L’ombre de Napoléon.
« Sur ces bords oubliés quel bruit s’est fait entendre ?
« Pour la foudre des camps ce roc n’a point d’écho.
« Qui vient troubler ma paix et réveiller ma cendre ?
« D’où vient que je tressaille au fond de mon tombeau ?
« Les morts vont-ils sortir de leur sombre demeure ?
« Au matin du grand jour, Éternel, est-ce toi,
« Dont la voix les appelle et leur dit : « Voici l’heure ;
« Hommes, fils du néant, levez-vous devant moi ? »
« Mais, non, dans les tombeaux tout dort, seul je m’éveille ;
« Une joie inconnue a ranimé mes sens ;
« Sur la terre d’exil, ô surprise ! ô merveille !
« Oui, ce sont des Français, des guerriers que j’entends.
« Ah ! qui peut les guider vers ces funestes rives ?
« Chers et sacrés débris d’un nouvel Ilion,
« Auraient-ils confié leurs barques fugitives
« À la foi d’Albion ?
« Ô France ! des héros terre autrefois l’asile,
« Par le barbare encor ton noble sol foulé,
« Est-il veuf d’autres fils que le malheur exile
« De ton sein désolé ?
« Ah ! faut-il me lever pour les guider encore ?

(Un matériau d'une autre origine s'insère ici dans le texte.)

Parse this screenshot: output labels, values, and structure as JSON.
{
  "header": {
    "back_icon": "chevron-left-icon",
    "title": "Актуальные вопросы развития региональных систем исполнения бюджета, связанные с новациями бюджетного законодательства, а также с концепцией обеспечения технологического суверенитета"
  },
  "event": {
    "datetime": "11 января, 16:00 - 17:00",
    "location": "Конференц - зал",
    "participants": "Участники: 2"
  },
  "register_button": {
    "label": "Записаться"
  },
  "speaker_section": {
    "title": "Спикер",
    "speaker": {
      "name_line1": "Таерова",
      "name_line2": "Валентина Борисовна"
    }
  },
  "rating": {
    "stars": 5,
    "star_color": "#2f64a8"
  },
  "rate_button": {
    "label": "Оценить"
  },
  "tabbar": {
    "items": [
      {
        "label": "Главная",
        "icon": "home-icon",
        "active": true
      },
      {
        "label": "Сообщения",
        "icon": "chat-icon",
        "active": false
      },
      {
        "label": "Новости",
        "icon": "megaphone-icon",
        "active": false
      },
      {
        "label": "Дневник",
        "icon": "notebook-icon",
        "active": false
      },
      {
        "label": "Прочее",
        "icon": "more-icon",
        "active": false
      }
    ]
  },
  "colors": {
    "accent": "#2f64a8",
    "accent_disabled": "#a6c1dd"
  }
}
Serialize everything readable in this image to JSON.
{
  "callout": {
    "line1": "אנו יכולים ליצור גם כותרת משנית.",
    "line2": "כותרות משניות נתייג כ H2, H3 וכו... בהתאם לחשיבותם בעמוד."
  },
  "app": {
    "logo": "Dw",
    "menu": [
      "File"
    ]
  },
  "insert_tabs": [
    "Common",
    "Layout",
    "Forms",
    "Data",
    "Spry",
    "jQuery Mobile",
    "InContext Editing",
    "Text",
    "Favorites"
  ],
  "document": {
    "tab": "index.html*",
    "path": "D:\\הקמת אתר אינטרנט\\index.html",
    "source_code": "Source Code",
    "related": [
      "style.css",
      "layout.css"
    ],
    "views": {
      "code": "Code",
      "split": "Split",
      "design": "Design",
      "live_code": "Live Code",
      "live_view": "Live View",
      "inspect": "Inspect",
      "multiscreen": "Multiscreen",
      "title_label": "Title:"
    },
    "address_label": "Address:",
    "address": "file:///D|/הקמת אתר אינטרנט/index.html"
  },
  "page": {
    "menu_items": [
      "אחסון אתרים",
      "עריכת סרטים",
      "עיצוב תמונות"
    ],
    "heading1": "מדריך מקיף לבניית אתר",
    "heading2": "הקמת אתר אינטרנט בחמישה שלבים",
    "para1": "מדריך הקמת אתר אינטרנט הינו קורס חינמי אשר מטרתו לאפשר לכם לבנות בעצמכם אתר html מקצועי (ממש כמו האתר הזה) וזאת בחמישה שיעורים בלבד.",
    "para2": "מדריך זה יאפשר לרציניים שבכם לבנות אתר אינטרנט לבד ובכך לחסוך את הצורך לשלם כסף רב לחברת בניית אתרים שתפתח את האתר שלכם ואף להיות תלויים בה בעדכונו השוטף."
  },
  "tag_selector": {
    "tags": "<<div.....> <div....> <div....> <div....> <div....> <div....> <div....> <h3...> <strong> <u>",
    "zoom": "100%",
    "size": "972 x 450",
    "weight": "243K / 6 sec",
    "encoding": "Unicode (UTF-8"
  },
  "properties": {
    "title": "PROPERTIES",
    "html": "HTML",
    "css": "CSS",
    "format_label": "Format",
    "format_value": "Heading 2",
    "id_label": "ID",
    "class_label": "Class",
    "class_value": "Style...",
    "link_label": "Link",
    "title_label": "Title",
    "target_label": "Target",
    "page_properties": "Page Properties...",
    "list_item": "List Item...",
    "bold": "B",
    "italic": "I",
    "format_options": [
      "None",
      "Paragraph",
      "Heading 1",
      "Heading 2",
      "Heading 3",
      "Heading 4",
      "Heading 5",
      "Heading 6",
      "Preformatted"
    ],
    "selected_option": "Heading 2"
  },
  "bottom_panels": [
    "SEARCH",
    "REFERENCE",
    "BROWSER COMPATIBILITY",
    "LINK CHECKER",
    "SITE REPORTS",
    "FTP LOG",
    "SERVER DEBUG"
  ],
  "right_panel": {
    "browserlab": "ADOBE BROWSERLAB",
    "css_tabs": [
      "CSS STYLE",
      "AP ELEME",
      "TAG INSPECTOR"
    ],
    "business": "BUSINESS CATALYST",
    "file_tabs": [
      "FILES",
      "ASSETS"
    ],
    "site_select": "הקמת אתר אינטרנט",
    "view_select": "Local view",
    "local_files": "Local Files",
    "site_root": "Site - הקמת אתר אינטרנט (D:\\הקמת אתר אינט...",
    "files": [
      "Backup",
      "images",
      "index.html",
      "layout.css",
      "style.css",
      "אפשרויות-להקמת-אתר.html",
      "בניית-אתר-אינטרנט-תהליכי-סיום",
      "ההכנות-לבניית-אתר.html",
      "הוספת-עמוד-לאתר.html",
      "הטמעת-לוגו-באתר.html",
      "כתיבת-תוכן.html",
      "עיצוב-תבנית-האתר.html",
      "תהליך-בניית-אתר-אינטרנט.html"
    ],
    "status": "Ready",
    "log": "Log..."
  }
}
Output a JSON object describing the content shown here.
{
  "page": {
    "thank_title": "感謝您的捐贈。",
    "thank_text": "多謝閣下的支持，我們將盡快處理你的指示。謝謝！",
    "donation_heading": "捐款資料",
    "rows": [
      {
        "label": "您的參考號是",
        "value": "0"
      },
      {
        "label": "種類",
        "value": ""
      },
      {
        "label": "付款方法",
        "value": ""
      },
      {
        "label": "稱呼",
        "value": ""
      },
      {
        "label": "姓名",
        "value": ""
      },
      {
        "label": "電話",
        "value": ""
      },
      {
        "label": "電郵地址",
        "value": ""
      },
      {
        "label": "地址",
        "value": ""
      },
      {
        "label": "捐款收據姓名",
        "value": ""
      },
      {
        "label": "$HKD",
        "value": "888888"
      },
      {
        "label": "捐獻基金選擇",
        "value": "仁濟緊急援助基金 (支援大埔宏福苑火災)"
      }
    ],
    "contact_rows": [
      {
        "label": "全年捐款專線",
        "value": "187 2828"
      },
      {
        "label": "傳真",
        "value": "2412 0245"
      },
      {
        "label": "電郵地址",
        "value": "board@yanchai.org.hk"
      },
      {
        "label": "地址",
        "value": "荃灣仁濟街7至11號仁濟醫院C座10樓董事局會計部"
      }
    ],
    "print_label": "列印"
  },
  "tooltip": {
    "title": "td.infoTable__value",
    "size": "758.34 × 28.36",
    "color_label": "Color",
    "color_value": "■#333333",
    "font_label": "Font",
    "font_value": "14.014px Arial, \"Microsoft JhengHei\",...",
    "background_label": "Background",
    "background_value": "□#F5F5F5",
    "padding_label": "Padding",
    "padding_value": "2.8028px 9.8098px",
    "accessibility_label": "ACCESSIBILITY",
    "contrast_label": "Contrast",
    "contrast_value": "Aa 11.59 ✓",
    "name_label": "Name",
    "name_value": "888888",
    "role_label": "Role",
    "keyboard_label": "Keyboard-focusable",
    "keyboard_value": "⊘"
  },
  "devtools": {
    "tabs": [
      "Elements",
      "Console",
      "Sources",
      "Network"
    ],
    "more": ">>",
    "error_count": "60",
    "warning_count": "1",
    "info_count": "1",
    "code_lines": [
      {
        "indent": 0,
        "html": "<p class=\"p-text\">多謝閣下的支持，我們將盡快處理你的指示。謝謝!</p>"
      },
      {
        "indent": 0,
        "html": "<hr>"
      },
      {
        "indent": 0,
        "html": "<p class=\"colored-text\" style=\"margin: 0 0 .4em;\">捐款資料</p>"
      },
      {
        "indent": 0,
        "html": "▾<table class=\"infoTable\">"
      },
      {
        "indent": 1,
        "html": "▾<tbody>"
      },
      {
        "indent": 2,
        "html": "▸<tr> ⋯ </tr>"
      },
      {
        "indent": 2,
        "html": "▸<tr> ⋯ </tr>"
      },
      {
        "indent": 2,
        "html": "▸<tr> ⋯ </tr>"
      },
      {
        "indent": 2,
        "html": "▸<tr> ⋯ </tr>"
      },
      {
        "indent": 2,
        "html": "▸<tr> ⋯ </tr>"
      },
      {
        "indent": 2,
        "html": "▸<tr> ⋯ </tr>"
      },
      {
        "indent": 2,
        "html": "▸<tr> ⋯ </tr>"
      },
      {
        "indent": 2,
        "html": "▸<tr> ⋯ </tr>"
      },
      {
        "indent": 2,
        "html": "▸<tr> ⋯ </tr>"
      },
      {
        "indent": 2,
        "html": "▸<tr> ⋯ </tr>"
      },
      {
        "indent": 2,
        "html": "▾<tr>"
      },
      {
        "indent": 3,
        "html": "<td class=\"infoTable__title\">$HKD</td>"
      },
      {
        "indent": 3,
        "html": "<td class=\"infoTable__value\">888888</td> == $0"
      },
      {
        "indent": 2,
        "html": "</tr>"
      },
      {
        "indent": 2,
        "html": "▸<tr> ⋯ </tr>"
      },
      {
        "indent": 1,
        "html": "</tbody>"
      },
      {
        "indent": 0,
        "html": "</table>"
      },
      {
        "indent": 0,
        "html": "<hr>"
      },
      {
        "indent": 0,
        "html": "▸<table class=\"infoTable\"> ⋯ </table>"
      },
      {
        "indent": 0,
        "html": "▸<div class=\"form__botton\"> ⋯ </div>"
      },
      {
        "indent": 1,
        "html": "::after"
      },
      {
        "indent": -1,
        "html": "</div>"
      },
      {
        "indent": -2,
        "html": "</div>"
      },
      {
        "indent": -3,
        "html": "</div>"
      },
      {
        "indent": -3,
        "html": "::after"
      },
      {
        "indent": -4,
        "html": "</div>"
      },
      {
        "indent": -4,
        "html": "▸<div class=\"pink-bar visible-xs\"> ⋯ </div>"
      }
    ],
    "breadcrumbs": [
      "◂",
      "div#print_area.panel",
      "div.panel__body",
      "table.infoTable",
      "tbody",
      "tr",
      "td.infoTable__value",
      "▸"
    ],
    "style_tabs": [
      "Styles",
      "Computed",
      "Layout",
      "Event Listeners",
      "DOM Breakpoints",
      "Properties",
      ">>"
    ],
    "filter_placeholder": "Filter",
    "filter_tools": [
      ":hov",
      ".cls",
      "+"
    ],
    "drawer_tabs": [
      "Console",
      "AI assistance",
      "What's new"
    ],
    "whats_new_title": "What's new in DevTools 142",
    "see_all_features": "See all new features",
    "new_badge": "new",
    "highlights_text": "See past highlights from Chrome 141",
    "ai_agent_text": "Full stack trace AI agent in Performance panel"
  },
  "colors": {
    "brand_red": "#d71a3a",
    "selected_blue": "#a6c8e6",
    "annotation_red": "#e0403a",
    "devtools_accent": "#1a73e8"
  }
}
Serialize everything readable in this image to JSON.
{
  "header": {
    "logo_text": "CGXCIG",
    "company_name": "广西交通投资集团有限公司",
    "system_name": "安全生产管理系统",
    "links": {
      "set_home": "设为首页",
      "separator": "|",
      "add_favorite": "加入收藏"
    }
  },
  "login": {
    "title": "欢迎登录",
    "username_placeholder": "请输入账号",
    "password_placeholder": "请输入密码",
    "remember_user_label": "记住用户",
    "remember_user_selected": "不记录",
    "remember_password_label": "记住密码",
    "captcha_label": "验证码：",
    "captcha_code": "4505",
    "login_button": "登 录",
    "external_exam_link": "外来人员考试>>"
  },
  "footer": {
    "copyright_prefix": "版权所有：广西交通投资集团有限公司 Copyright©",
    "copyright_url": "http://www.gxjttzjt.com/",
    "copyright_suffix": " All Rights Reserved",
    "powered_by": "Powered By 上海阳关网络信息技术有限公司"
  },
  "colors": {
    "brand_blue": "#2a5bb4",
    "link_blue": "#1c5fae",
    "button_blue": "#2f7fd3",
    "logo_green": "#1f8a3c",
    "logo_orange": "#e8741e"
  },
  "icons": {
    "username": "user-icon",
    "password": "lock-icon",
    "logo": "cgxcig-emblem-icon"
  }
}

« L’aigle tombé des cieux, par la mort endormi,
« Sous les plis rayonnans du drapeau tricolore
« Dans sa tombe a frémi !
« Mais, non, tu m’apparais, ô ma noble guerrière,
« Comme en nos plus grands jours préparée au combat ;
« De ton front belliqueux, de ta beauté si fière
« Rien n’a terni l’éclat.
« C’est encor la maîtresse ardente, échevelée,
« Qui, par bonds indomptés s’élançant à ma voix
« Des Alpes jusqu’au Nil, de mêlée en mêlée,
« Épouvantait les rois.
« Que de ces jours d’effroi l’Europe se souvienne ;
« Oui, c’est ma France encor, ma France aux grands destins,
« Qui de Moscou fumant, et de Rome, et de Vienne,
« Connaît tous les chemins.
« Ne peux-tu, de nouveau t’élançant dans l’arêne,
« Aux murs du vieux Kremlin planter ton étendard,
« Et sous tes pieds vainqueurs fouler en souveraine
« La pourpre des César ?
« Des peuples généreux, proclamant ton symbole,
« Se lèveront partout prêts à te seconder,
« Car tu reçus de Dieu le glaive et la parole
« Pour abattre et fonder.
« Ton astre éblouissant, dans nos sombres tempêtes,
« Comme un soleil éteint n’a pas quitté les cieux ;
« Tu le verras encore aux plus sublimes faîtes
« Éclater radieux.
« Mais quel est cet enfant, grandi par la victoire,
« Qui, le front couronné de précoces lauriers,
« De ton fier pavillon l’espérance et la gloire,
« Conduit tous ces guerriers ? »
II.
Le Génie de la France.
« C’est un jeune héros, c’est un fils de la France,
« C’est le vieux sang des rois qui s’incline à ton nom,
« Et vient sur ce rocher perdu dans l’onde immense,
« Pour le rendre à mes yeux, chercher Napoléon.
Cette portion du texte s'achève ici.